A se concentrar em temas, o tema é um só: sobrevivência. Para sobreviver abre-se o leque de alteridades para as quais o sistema fica comodamente indiferente, já que impossível ignorá-las. O Brasil é vasto e com diversidades regionais e dentro de cada região com diferenças sociais e individuais, decompostas até em grupos, alguns na penumbra da civilização, com brasileiros que nem sequer têm um registro de nascimento. Realidades diversas conhecidas há tempos e averiguadas e estudadas pelo Marechal Rondon, Claude Lévi-Strauss , Mario de Andrade, Guimarães Rosa, Graciliano Ramos, Cornélio Pires, Ariano Suassuna, e todos os escritores urbanos de todas as cidades deste Brasil, contemporâneos ou não. Reduzindo tudo a 2.400 temas a única prova que se tem é que a distribuição de justiça é simbólica e atende a formatada casta de clientes. Prova que a maioria não tem acesso a Justiça. A exclusão é a tônica e não há o mínimo interesse de mudar isso. Caso a crônica do povo fosse escrita pelo sistema preconizado ter-se –ia um único livro de isolado autor. No Brasil continua-se a impor a forma e esquecer o conteúdo e considerar o instrumento como objetivo. Pior legislam a ferramenta e esquecem do homem.
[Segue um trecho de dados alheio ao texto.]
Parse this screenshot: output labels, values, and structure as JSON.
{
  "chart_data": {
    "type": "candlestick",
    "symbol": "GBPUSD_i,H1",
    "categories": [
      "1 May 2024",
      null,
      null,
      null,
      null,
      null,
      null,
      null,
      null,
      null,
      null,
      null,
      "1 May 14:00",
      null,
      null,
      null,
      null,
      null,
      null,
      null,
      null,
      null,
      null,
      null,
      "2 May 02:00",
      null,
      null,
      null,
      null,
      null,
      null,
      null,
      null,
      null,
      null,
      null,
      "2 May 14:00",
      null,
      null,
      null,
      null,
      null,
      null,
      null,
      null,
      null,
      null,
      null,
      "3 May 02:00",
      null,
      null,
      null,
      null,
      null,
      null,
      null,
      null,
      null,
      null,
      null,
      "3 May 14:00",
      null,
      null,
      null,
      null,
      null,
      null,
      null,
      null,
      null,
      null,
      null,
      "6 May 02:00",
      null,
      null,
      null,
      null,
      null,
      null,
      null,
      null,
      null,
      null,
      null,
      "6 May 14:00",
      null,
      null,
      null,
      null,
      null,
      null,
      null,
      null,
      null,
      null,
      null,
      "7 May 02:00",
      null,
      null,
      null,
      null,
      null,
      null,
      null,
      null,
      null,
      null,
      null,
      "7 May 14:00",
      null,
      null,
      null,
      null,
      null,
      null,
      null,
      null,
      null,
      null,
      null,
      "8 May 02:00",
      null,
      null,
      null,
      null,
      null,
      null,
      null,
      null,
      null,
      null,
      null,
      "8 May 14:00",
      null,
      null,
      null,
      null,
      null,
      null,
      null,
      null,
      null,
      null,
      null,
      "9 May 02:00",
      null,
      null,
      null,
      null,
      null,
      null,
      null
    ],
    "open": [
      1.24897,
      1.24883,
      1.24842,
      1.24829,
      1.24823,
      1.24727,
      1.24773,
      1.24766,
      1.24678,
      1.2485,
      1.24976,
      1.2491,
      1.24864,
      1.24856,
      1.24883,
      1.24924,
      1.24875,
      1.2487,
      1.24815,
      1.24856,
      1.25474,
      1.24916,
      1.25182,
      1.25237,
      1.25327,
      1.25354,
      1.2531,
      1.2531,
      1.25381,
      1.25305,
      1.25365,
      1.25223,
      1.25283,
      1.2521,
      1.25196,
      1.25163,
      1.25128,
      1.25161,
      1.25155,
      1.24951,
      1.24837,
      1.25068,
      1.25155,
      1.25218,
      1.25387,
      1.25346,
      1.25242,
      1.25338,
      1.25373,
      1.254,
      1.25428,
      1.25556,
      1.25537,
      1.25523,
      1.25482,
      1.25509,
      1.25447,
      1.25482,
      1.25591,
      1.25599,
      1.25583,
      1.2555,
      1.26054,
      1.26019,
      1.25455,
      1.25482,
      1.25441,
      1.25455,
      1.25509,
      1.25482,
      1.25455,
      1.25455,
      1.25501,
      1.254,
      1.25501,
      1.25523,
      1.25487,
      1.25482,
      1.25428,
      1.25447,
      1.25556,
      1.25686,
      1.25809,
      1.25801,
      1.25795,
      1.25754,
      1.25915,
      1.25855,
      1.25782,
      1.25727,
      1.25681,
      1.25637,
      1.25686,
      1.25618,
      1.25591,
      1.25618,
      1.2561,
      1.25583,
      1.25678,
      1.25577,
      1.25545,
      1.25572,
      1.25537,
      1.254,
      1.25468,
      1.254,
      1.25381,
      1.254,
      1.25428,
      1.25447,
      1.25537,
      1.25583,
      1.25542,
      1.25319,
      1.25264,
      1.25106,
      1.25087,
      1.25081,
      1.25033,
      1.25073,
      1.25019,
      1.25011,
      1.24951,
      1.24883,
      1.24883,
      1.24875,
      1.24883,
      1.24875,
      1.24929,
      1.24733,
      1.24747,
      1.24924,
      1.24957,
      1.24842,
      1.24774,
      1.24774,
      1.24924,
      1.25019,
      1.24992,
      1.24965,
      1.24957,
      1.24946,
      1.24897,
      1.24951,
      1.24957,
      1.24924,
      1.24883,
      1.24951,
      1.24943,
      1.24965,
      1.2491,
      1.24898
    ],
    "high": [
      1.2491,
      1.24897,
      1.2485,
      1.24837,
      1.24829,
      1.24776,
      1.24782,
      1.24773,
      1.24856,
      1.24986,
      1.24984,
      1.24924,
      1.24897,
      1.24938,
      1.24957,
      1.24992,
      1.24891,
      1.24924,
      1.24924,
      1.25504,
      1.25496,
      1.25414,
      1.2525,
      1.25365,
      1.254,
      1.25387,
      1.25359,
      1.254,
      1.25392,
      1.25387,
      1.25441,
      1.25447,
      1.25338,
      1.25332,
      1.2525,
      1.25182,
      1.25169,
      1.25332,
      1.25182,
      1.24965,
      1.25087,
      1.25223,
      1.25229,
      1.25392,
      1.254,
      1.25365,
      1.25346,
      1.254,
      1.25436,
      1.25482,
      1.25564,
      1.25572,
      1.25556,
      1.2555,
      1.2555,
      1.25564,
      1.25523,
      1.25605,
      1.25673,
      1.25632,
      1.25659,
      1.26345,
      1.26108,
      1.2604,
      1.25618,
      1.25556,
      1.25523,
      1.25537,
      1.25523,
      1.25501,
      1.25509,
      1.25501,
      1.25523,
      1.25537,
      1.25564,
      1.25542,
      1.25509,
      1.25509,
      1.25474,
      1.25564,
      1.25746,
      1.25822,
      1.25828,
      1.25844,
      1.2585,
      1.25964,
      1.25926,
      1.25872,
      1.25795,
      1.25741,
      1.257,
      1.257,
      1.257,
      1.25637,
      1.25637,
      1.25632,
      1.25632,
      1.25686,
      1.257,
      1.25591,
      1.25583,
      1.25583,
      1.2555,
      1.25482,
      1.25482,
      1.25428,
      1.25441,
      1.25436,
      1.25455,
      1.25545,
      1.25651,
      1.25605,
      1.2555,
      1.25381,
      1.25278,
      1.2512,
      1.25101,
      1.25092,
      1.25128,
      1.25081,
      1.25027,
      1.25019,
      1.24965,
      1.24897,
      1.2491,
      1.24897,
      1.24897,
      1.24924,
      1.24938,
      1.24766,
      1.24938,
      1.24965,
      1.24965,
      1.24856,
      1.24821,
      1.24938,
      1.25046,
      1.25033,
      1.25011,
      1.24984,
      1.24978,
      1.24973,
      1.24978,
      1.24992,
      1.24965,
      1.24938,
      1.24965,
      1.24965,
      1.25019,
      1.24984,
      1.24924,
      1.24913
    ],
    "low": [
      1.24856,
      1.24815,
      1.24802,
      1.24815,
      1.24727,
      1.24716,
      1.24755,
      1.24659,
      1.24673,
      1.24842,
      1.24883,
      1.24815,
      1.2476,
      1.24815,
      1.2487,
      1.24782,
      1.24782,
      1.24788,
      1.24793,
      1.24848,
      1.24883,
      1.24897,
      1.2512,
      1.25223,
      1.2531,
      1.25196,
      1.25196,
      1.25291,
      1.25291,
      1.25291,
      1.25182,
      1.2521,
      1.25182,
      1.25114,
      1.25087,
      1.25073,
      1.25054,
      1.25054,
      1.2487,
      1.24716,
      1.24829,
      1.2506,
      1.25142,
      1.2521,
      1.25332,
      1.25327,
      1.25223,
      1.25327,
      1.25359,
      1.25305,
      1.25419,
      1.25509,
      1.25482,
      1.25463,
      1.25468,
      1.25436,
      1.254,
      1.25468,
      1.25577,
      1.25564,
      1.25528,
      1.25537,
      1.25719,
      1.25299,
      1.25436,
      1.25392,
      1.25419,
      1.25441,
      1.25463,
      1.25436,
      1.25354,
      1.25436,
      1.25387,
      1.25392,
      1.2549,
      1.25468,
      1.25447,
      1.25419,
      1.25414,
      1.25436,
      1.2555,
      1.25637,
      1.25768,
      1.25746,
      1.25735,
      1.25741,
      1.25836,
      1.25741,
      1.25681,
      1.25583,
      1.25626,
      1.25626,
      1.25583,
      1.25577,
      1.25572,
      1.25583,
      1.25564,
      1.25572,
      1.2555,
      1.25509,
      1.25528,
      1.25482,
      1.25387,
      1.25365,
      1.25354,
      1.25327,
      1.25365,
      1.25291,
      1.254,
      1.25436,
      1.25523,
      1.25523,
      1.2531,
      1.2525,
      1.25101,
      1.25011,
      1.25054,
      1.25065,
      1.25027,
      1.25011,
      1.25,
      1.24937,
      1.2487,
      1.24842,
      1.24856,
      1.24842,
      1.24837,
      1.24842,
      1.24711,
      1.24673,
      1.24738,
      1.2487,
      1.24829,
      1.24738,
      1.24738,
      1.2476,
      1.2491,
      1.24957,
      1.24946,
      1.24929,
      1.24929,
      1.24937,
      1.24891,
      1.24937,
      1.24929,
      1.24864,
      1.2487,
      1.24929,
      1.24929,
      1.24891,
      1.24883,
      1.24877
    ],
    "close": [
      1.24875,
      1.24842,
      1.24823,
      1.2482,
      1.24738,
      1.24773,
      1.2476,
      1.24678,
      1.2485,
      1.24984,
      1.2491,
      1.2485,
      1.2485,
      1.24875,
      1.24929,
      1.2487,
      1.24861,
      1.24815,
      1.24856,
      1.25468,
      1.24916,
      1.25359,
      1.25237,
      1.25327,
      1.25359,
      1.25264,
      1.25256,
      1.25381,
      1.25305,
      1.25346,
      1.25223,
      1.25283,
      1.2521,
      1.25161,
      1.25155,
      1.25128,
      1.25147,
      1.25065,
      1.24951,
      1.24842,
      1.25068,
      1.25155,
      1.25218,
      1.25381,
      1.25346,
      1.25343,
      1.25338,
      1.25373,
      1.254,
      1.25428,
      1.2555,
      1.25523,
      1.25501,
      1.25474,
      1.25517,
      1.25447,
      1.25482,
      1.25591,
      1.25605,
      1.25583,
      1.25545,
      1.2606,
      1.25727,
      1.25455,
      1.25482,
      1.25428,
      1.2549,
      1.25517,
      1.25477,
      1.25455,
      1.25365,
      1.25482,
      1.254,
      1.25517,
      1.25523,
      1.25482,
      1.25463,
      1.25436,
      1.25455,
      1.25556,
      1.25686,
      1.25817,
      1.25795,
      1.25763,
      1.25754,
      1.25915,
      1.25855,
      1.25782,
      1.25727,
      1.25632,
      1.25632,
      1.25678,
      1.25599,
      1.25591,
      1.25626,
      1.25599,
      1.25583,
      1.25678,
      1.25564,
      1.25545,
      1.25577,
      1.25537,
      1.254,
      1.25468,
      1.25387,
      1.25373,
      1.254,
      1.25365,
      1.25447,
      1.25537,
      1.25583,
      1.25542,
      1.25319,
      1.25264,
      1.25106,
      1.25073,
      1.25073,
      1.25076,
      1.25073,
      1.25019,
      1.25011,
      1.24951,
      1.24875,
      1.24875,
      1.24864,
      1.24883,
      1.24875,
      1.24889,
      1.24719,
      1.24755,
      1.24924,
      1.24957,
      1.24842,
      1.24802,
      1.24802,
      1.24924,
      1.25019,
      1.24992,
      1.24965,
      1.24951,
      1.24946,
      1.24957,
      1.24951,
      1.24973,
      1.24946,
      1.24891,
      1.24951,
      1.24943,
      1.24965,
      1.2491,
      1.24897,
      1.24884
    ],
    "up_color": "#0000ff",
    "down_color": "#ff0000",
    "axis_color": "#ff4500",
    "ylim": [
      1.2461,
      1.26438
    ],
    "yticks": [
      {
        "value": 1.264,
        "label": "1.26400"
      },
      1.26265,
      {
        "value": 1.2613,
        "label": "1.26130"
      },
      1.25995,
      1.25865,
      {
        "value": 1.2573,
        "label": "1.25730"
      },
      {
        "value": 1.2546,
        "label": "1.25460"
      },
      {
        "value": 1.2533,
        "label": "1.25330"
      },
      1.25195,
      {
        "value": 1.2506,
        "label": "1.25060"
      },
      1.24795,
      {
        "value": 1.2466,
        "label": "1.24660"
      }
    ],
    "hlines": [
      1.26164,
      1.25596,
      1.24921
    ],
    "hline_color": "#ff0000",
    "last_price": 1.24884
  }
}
Shark (Servidor 18/08/2008 - 18:11

Excelente decisão, agora é viabilizá-la o mais breve possível de sem burocracia. A tecnologia está a disposição de qualquer órgão, basta um pouco de estudo e planejamento e tudo se resolve. Parabéns ao CNJ e a todos que querem ter uma justiça celere.

Ampueiro Potiguar (Advogado Sócio de Escritório 18/08/2008 - 16:32

Nada como uma crise, e põ crise nisso, para aventarem-se soluções. Se 1% funcionar, melhor assim.

Paulo (Servidor 18/08/2008 - 15:53

O Poder Judiciário deve, também, adotar uma política aberta de cobrança de dignidade do Sistema Carcerário".
Cobrar providencias do Poder Executivo e acompanhar de perto a sua efetivação.

Não adianta condenar ou pior, como alguns magistrado têm feito, deixar de condenar sob o pretexto de que o Sistema Prisional é ineficaz e desumano, sem contudo o Poder Judiciário fazer a sua parte no acompanhamento da execução da pena.

analucia (Família 18/08/2008 - 14:48

Ticao tem razáo, pois um dos problemas da justicá brasileira é o excesso de vaidade. MAs o outro problema é uma espécie de indústria de processos repetitivos que sustenta uma máquina de servidores públicos e outros como advogados, estagiários. Imaginemos se o STJ ou o STF sumule estas 2400 questóes, bem ou mal, o problema do excesso de processos estaria resolvido, mas haveria o fim de muitos empregos.